The parent-child pattern
One of the most effective advanced patterns: embed small chunks (for precise retrieval) but retrieve the larger parent chunk (for sufficient context to the LLM).
The implementation: split documents into small chunks (e.g., 256 tokens), embed these for retrieval, but maintain a mapping to their parent chunk (e.g., the full section or a 1024-token window). When a small chunk is retrieved, pass the parent chunk to the model.
This gives you the best of both worlds: precise retrieval (because small chunks produce focused embeddings) and rich context (because the model sees the surrounding information).
Chunk size: the critical variable
The optimal chunk size depends on several factors:
- Embedding model capacity — Most embedding models are optimized for inputs up to their max length (typically 512–8192 tokens). Performance often peaks well below the maximum.

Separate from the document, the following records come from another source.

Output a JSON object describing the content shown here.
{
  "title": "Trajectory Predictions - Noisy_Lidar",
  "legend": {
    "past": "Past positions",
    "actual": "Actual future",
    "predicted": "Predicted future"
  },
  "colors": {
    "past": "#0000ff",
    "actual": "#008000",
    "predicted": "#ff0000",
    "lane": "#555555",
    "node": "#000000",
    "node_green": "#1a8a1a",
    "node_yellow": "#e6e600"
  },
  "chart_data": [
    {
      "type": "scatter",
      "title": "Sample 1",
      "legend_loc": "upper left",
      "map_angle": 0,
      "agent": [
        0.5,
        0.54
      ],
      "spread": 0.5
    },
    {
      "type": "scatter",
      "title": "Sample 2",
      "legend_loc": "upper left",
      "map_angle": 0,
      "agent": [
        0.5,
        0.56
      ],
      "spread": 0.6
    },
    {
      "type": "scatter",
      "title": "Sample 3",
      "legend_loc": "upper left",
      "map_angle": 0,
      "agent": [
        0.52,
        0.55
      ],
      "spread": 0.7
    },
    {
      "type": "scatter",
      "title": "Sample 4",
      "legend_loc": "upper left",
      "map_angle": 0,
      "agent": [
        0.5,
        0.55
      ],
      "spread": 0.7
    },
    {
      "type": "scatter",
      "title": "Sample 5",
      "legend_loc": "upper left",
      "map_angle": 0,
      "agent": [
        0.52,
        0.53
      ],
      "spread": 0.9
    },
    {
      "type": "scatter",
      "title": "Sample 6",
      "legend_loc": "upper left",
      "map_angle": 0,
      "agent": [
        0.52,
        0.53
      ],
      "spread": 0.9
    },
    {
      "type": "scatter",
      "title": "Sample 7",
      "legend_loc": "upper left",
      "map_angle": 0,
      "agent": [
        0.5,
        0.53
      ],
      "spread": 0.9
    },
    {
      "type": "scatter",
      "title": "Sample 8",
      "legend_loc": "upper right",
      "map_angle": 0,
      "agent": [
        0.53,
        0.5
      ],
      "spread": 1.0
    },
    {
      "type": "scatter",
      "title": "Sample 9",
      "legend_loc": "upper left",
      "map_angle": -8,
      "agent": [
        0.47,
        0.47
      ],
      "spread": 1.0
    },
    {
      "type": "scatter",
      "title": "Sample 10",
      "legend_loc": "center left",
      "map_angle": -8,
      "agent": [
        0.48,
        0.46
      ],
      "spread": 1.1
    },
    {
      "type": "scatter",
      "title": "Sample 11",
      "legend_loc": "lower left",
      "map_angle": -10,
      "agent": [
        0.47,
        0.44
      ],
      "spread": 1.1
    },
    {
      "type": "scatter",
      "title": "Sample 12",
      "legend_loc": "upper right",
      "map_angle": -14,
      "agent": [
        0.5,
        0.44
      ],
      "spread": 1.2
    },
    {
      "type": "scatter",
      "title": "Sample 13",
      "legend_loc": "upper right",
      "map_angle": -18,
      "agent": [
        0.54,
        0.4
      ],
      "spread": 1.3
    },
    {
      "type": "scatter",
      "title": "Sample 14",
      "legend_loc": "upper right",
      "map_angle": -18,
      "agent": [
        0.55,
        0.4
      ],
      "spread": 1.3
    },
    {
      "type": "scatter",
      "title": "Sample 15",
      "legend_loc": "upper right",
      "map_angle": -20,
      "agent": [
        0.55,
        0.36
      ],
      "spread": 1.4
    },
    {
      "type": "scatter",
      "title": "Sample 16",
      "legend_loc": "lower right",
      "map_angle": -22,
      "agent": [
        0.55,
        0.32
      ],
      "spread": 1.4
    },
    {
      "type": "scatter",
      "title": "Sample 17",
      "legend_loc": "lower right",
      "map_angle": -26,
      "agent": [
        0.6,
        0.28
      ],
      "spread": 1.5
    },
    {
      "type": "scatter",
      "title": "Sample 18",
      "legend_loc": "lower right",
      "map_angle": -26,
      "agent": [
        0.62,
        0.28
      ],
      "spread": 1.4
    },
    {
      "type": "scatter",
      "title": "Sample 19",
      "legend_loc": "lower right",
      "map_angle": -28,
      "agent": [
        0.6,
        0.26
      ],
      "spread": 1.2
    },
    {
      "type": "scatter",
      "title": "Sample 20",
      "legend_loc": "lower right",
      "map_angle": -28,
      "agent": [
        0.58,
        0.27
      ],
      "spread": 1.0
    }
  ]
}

- Query type — Short, specific queries are best served by smaller chunks. Broad, conceptual queries benefit from larger chunks.

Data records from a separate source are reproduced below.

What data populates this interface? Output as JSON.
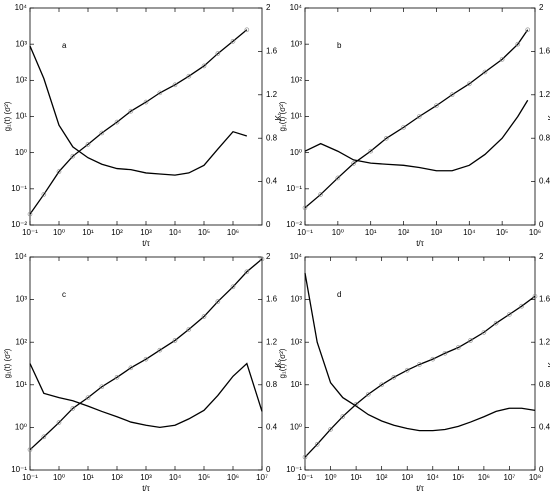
{
  "chart_data": [
    {
      "type": "line",
      "label": "a",
      "xlabel": "t/τ",
      "ylabel": "g₁(t) (σ²)",
      "y2label": "Kₜ",
      "log_x": true,
      "log_y": true,
      "x": [
        0.1,
        0.3,
        1,
        3,
        10,
        30,
        100,
        300,
        1000,
        3000,
        10000,
        30000,
        100000,
        300000,
        1000000,
        3000000
      ],
      "xlim": [
        0.1,
        10000000
      ],
      "xticks": [
        {
          "value": 0.1,
          "label": "10⁻¹"
        },
        {
          "value": 1,
          "label": "10⁰"
        },
        {
          "value": 10,
          "label": "10¹"
        },
        {
          "value": 100,
          "label": "10²"
        },
        {
          "value": 1000,
          "label": "10³"
        },
        {
          "value": 10000,
          "label": "10⁴"
        },
        {
          "value": 100000,
          "label": "10⁵"
        },
        {
          "value": 1000000,
          "label": "10⁶"
        }
      ],
      "ylim": [
        0.01,
        10000
      ],
      "yticks": [
        {
          "value": 0.01,
          "label": "10⁻²"
        },
        {
          "value": 0.1,
          "label": "10⁻¹"
        },
        {
          "value": 1,
          "label": "10⁰"
        },
        {
          "value": 10,
          "label": "10¹"
        },
        {
          "value": 100,
          "label": "10²"
        },
        {
          "value": 1000,
          "label": "10³"
        },
        {
          "value": 10000,
          "label": "10⁴"
        }
      ],
      "y2lim": [
        0,
        2
      ],
      "y2ticks": [
        0,
        0.4,
        0.8,
        1.2,
        1.6,
        2
      ],
      "series": [
        {
          "color": "#000000",
          "marker": "circle",
          "values": [
            0.02,
            0.07,
            0.3,
            0.8,
            1.7,
            3.5,
            7,
            14,
            25,
            45,
            75,
            130,
            250,
            550,
            1200,
            2500
          ]
        },
        {
          "color": "#000000",
          "axis": "y2",
          "values": [
            1.65,
            1.35,
            0.92,
            0.72,
            0.62,
            0.56,
            0.52,
            0.51,
            0.48,
            0.47,
            0.46,
            0.48,
            0.55,
            0.7,
            0.86,
            0.82
          ]
        }
      ]
    },
    {
      "type": "line",
      "label": "b",
      "xlabel": "t/τ",
      "ylabel": "g₁(t) (σ²)",
      "y2label": "Kₜ",
      "log_x": true,
      "log_y": true,
      "x": [
        0.1,
        0.3,
        1,
        3,
        10,
        30,
        100,
        300,
        1000,
        3000,
        10000,
        30000,
        100000,
        300000,
        600000
      ],
      "xlim": [
        0.1,
        1000000
      ],
      "xticks": [
        {
          "value": 0.1,
          "label": "10⁻¹"
        },
        {
          "value": 1,
          "label": "10⁰"
        },
        {
          "value": 10,
          "label": "10¹"
        },
        {
          "value": 100,
          "label": "10²"
        },
        {
          "value": 1000,
          "label": "10³"
        },
        {
          "value": 10000,
          "label": "10⁴"
        },
        {
          "value": 100000,
          "label": "10⁵"
        },
        {
          "value": 1000000,
          "label": "10⁶"
        }
      ],
      "ylim": [
        0.01,
        10000
      ],
      "yticks": [
        {
          "value": 0.01,
          "label": "10⁻²"
        },
        {
          "value": 0.1,
          "label": "10⁻¹"
        },
        {
          "value": 1,
          "label": "10⁰"
        },
        {
          "value": 10,
          "label": "10¹"
        },
        {
          "value": 100,
          "label": "10²"
        },
        {
          "value": 1000,
          "label": "10³"
        },
        {
          "value": 10000,
          "label": "10⁴"
        }
      ],
      "y2lim": [
        0,
        2
      ],
      "y2ticks": [
        0,
        0.4,
        0.8,
        1.2,
        1.6,
        2
      ],
      "series": [
        {
          "color": "#000000",
          "marker": "circle",
          "values": [
            0.03,
            0.07,
            0.2,
            0.5,
            1.1,
            2.5,
            5,
            10,
            20,
            40,
            80,
            170,
            380,
            1000,
            2500
          ]
        },
        {
          "color": "#000000",
          "axis": "y2",
          "values": [
            0.68,
            0.75,
            0.68,
            0.6,
            0.57,
            0.56,
            0.55,
            0.53,
            0.5,
            0.5,
            0.55,
            0.65,
            0.8,
            1.0,
            1.15
          ]
        }
      ]
    },
    {
      "type": "line",
      "label": "c",
      "xlabel": "t/τ",
      "ylabel": "g₁(t) (σ²)",
      "y2label": "Kₜ",
      "log_x": true,
      "log_y": true,
      "x": [
        0.1,
        0.3,
        1,
        3,
        10,
        30,
        100,
        300,
        1000,
        3000,
        10000,
        30000,
        100000,
        300000,
        1000000,
        3000000,
        10000000
      ],
      "xlim": [
        0.1,
        10000000
      ],
      "xticks": [
        {
          "value": 0.1,
          "label": "10⁻¹"
        },
        {
          "value": 1,
          "label": "10⁰"
        },
        {
          "value": 10,
          "label": "10¹"
        },
        {
          "value": 100,
          "label": "10²"
        },
        {
          "value": 1000,
          "label": "10³"
        },
        {
          "value": 10000,
          "label": "10⁴"
        },
        {
          "value": 100000,
          "label": "10⁵"
        },
        {
          "value": 1000000,
          "label": "10⁶"
        },
        {
          "value": 10000000,
          "label": "10⁷"
        }
      ],
      "ylim": [
        0.1,
        10000
      ],
      "yticks": [
        {
          "value": 0.1,
          "label": "10⁻¹"
        },
        {
          "value": 1,
          "label": "10⁰"
        },
        {
          "value": 10,
          "label": "10¹"
        },
        {
          "value": 100,
          "label": "10²"
        },
        {
          "value": 1000,
          "label": "10³"
        },
        {
          "value": 10000,
          "label": "10⁴"
        }
      ],
      "y2lim": [
        0,
        2
      ],
      "y2ticks": [
        0,
        0.4,
        0.8,
        1.2,
        1.6,
        2
      ],
      "series": [
        {
          "color": "#000000",
          "marker": "circle",
          "values": [
            0.3,
            0.6,
            1.3,
            2.8,
            5,
            9,
            15,
            25,
            40,
            65,
            110,
            200,
            400,
            900,
            2000,
            4500,
            9000
          ]
        },
        {
          "color": "#000000",
          "axis": "y2",
          "values": [
            1.0,
            0.72,
            0.68,
            0.65,
            0.6,
            0.55,
            0.5,
            0.45,
            0.42,
            0.4,
            0.42,
            0.48,
            0.56,
            0.7,
            0.88,
            1.0,
            0.55
          ]
        }
      ]
    },
    {
      "type": "line",
      "label": "d",
      "xlabel": "t/τ",
      "ylabel": "g₁(t) (σ²)",
      "y2label": "Kₜ",
      "log_x": true,
      "log_y": true,
      "x": [
        0.1,
        0.3,
        1,
        3,
        10,
        30,
        100,
        300,
        1000,
        3000,
        10000,
        30000,
        100000,
        300000,
        1000000,
        3000000,
        10000000,
        30000000,
        100000000
      ],
      "xlim": [
        0.1,
        100000000
      ],
      "xticks": [
        {
          "value": 0.1,
          "label": "10⁻¹"
        },
        {
          "value": 1,
          "label": "10⁰"
        },
        {
          "value": 10,
          "label": "10¹"
        },
        {
          "value": 100,
          "label": "10²"
        },
        {
          "value": 1000,
          "label": "10³"
        },
        {
          "value": 10000,
          "label": "10⁴"
        },
        {
          "value": 100000,
          "label": "10⁵"
        },
        {
          "value": 1000000,
          "label": "10⁶"
        },
        {
          "value": 10000000,
          "label": "10⁷"
        },
        {
          "value": 100000000,
          "label": "10⁸"
        }
      ],
      "ylim": [
        0.1,
        10000
      ],
      "yticks": [
        {
          "value": 0.1,
          "label": "10⁻¹"
        },
        {
          "value": 1,
          "label": "10⁰"
        },
        {
          "value": 10,
          "label": "10¹"
        },
        {
          "value": 100,
          "label": "10²"
        },
        {
          "value": 1000,
          "label": "10³"
        },
        {
          "value": 10000,
          "label": "10⁴"
        }
      ],
      "y2lim": [
        0,
        2
      ],
      "y2ticks": [
        0,
        0.4,
        0.8,
        1.2,
        1.6,
        2
      ],
      "series": [
        {
          "color": "#000000",
          "marker": "circle",
          "values": [
            0.2,
            0.4,
            0.9,
            1.8,
            3.5,
            6,
            10,
            15,
            22,
            30,
            40,
            55,
            75,
            110,
            170,
            280,
            450,
            700,
            1200
          ]
        },
        {
          "color": "#000000",
          "axis": "y2",
          "values": [
            1.85,
            1.2,
            0.82,
            0.68,
            0.6,
            0.52,
            0.46,
            0.42,
            0.39,
            0.37,
            0.37,
            0.38,
            0.41,
            0.45,
            0.5,
            0.55,
            0.58,
            0.58,
            0.56
          ]
        }
      ]
    }
  ]
}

- Information density — Dense technical content (API docs, specifications) works better with smaller chunks. Narrative content (articles, reports) works better with larger chunks.
A practical approach: test chunk sizes of 256, 512, and 1024 tokens on your evaluation set and measure retrieval quality at each. The optimal size is rarely the one you'd guess.
Metadata enrichment
Chunks should carry metadata that helps both retrieval and the LLM:
- Source document — Title, author, date, URL
- Position — Section header, page number, document position
- Hierarchical context — The heading structure above the chunk (e.g., "Chapter 3 > Section 3.2 > Subsection 3.2.1")
This metadata enables filtered retrieval ("find information from documents published after 2024") and helps the model cite its sources accurately.
Common chunking mistakes
- No overlap between chunks — Information at boundaries is lost. Always use at least 10% overlap with fixed-size chunking.
- Ignoring document structure — Splitting a table across two chunks makes both chunks unusable. Preserve structural elements.
- One strategy for all document types — Technical documentation, legal contracts, and blog posts have very different structures. Adapt your chunking strategy to the content.
- Not evaluating chunking quality — The only way to know if your chunking is good is to measure retrieval quality. Run retrieval evaluations with different chunking strategies and compare.
Chunking isn't sexy, but it's the foundation. Get it right and everything downstream gets better.